An emerging science of the period was the science of human motives and behavior, psychology. And with GK Chesterton's Father Brown, we meet someone who is intimately acquainted with the twists and turns of the human heart as heard in the Catholic confessional. For GK (pictured below), the detective story is a morality tale of good and evil, of sin and repentance and redemption. Fr. Brown owes nothing to the foot-ruler, magnifying glass, microscope or lab, but depends on intuitive insight into 'fallen' human nature.
It's difficult to imagine a greater contrast to Holmes than Fr Brown, a little priest with a round, dull face, "dull as a Norfolk dumpling," plain gray eyes and who keeps fumbling about for his umbrella. But he has unexpected vigilance and intelligence, seeing criminals not as enemies of society to be captured and put away, but as wayward souls to be rescued and restored. An evil-doer's sin must be brought to light for his own good. To Fr Brown, problems of crime are problems of character. Many stories end with a private confession, such as "The Invisible Man".
To emphasize this, GK uses two characters who are exaggerated a bit from earlier French forms. First, Aristide Valentin is head of the Paris police, and the best investigator in the world, totally French and logical. His ambition in life is to arrest Flambeau, the other figure, a rogue-hero and gentleman-crook who is flamboyant (Flambeau, get it?), witty, daring, tall and strong. Between these two huge stock figures waddles the unassuming Fr Brown (even his name is plain). As Paul wrote in I Corinthians 1:27, "God has chosen the foolish things of the world to shame the wise, and God was chosen the weak things of the world to confound the mighty."
Fr Brown's sympathies lie with the sinner, Flambeau. In "The Blue Cross," Fr B pulls the ol' switcheroo con game on Flambeau himself, who thought he was playing it on Fr. Brown by imitating a priest. Brown knows Flambeau is a fake because in their walk-along conversation, Flambeau praises 'the mysteries of heaven,' but dismisses reason, which sounds to Fr B like bad theology. That's because humans, made in the image and likeness of God, are endowed with reason and intellect. Fr B recovers the cross and allows Flambeau to go free, whereupon Flambeau repents and reforms, later becoming a pro detective who assists Brown in cases.
Brown has no such feelings toward Valentin. In one story, Valentin himself commits a murder he believes is cleverly covered up, but Fr B uncovers it and the proud and powerful Valentin commits suicide.
This exemplifies part of GK's overall message: the folly of mechanical, materialistic rationality, distinguished from true reason which recognizes that humans are made in the image of God with a mind and a will but are 'fallen.' So they are not basically 'good' nor wholly 'evil' but bent in nature from the inherited habit of sinning, and yet capable of finding restoration. GK intended his stories to convey such theological messages, and so he carries the genre to a higher level, considering issues of social justice and individual morality. The later stories can be high-handed in their teaching, but most of the 50 stories try to emphasize the criminal as a human being with both good and bad impulses, as someone not evil but fallen. And that, Fr Brown would say, is good theology.

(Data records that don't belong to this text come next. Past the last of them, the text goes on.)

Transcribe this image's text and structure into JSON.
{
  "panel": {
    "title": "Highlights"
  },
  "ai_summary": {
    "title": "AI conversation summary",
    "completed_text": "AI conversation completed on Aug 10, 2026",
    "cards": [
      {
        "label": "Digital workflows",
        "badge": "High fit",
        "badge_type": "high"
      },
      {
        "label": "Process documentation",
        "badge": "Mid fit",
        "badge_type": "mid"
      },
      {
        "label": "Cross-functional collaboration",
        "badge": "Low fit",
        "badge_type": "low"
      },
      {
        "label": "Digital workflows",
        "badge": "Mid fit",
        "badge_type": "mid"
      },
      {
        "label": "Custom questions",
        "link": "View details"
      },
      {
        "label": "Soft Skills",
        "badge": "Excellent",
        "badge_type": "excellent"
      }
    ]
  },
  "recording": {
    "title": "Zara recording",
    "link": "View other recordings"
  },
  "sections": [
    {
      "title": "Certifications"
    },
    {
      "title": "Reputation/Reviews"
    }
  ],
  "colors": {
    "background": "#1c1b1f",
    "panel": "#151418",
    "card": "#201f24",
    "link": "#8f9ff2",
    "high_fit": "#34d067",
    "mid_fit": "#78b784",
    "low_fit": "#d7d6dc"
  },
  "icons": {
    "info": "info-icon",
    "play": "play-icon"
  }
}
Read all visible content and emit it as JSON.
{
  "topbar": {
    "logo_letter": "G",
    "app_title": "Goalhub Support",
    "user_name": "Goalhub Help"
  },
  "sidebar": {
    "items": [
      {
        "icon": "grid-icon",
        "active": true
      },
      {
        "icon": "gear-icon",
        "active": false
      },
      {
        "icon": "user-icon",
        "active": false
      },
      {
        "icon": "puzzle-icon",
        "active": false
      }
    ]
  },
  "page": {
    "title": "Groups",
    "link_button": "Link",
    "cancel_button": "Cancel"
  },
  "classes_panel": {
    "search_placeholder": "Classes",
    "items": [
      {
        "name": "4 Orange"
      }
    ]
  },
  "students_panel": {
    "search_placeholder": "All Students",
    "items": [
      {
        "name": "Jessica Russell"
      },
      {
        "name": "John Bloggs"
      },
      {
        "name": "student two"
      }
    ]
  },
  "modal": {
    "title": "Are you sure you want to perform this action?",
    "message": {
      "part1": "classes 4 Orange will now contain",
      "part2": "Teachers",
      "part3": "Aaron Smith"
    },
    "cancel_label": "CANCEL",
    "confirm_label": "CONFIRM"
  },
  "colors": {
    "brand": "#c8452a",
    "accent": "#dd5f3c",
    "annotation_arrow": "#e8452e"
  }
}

So, unlike the 'scientific detective' testing stains and measuring prints, Fr B looks for complex psychological motives that led a person into wrongdoing. GK modeled Brown after Monsignor John O'Connor, whom he met in 1904 and who influenced him to become a Catholic Christian.
GK is the first 'man of letters' to write in the genre. He defended it in critical essays such as "On Detective Stories" found here: https://www.chesterton.org/a-defence-of-detective-stories/
And he offered advice on how to write such stories, here: https://www.chesterton.org/how-to-write-detective/ as well as here: https://www.chesterton.org/errors-about-detective-stories/
Even while offering such erudite advice, GK the 'intuitive detective' writer and the other 'scientific detective' writers did not allow for much 'fair play.' The detective simply announced at the end 'whodunnit'. Some detectives even remain unnamed, such as Baroness Orczy's "Old Man in the Corner" who played with a piece of string and announced a solution at the end.
Perhaps as a reaction to this after Word War I, and the loss of faith in pure reason which accompanied the senseless war, the rules of 'fair play' formed somewhat rigidly, and the gentleman of leisure who undertakes an occasional investigation for the pleasure of solving a puzzle (and often defending a wrongly-accused woman) came to the fore, for what most call "The Golden Age" of the 1920s-30s--the age of Hercule Poirot, Lord Peter Wimsey, and Ellery Queen.